Ocean wave spectrum and dissipation rate derived from CMOD4 model function

A simplified version of the energy balance equation is solved to obtain an expression for the ocean wave equilibrium spectrum, which is then used with a two‐scale electromagnetic scattering model to calculate the radar cross section of the ocean surface. Two parameters in the energy balance equation are adjusted to minimize the difference between the calculated radar cross‐section values and those given by the CMOD4 model function over a range of incidence angles and look directions, and for a series of wind speeds. The RMS difference between the CMOD4 and two‐scale radar cross‐section values using this model is 0.16 dB for incidence angles from 25° to 45° and wind speeds from 5 to 15 m/s. The slope variances computed from this model also agree fairly well with those measured by Cox and Munk. However, since the largest wave number influencing the C‐band backscatter is approximately 200 rad/m, the spectrum is probably not valid beyond this wave number. Finally, since the spectrum is determined by the relative magnitudes of the wave growth and dissipation rates, some inferences about these parameters can be drawn.
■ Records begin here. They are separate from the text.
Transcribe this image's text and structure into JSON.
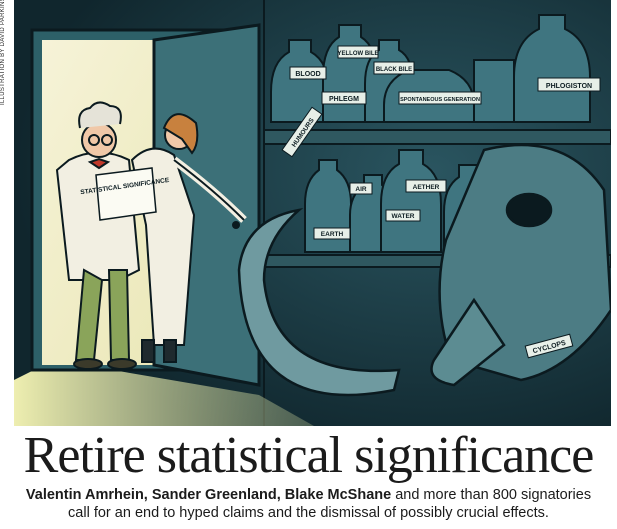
{
  "credit": "ILLUSTRATION BY DAVID PARKINS",
  "headline": "Retire statistical significance",
  "standfirst": {
    "authors": "Valentin Amrhein, Sander Greenland, Blake McShane",
    "line1_rest": " and more than 800 signatories",
    "line2": "call for an end to hyped claims and the dismissal of possibly crucial effects."
  },
  "illustration": {
    "document_label": "STATISTICAL SIGNIFICANCE",
    "jar_labels": {
      "blood": "BLOOD",
      "yellow_bile": "YELLOW BILE",
      "black_bile": "BLACK BILE",
      "phlegm": "PHLEGM",
      "spontaneous_generation": "SPONTANEOUS GENERATION",
      "phlogiston": "PHLOGISTON",
      "humours": "HUMOURS",
      "air": "AIR",
      "aether": "AETHER",
      "water": "WATER",
      "earth": "EARTH",
      "cyclops": "CYCLOPS"
    }
  }
}
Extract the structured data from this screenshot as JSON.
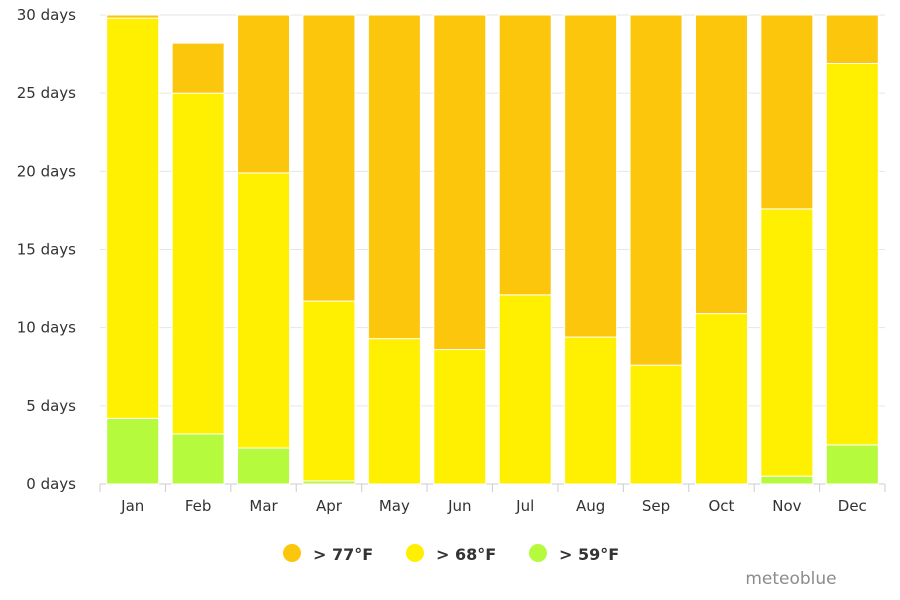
{
  "chart_data": {
    "type": "bar",
    "stacked": true,
    "categories": [
      "Jan",
      "Feb",
      "Mar",
      "Apr",
      "May",
      "Jun",
      "Jul",
      "Aug",
      "Sep",
      "Oct",
      "Nov",
      "Dec"
    ],
    "series": [
      {
        "name": "> 59°F",
        "color": "#b5fa3c",
        "values": [
          4.2,
          3.2,
          2.3,
          0.2,
          0,
          0,
          0,
          0,
          0,
          0,
          0.5,
          2.5
        ]
      },
      {
        "name": "> 68°F",
        "color": "#ffef00",
        "values": [
          25.6,
          21.8,
          17.6,
          11.5,
          9.3,
          8.6,
          12.1,
          9.4,
          7.6,
          10.9,
          17.1,
          24.4
        ]
      },
      {
        "name": "> 77°F",
        "color": "#fbc60c",
        "values": [
          0.2,
          3.2,
          10.1,
          18.3,
          20.7,
          21.4,
          17.9,
          20.6,
          22.4,
          19.1,
          12.4,
          3.1
        ]
      }
    ],
    "legend_order": [
      "> 77°F",
      "> 68°F",
      "> 59°F"
    ],
    "y_ticks": [
      "0 days",
      "5 days",
      "10 days",
      "15 days",
      "20 days",
      "25 days",
      "30 days"
    ],
    "y_tick_values": [
      0,
      5,
      10,
      15,
      20,
      25,
      30
    ],
    "ylim": [
      0,
      30
    ],
    "grid": true,
    "legend_position": "bottom-center",
    "credit": "meteoblue"
  }
}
Assuming the exponential growth rate parameter to be equal to previous measurements, the dissipation rate implied by this model is more than an order of magnitude larger than that due to molecular viscosity for wind speeds greater than 7 m/s. This conclusion is consistent with observations by Jähne and Riemer, which also indicated a dissipation rate much larger than the viscous dissipation rate at high wind speeds.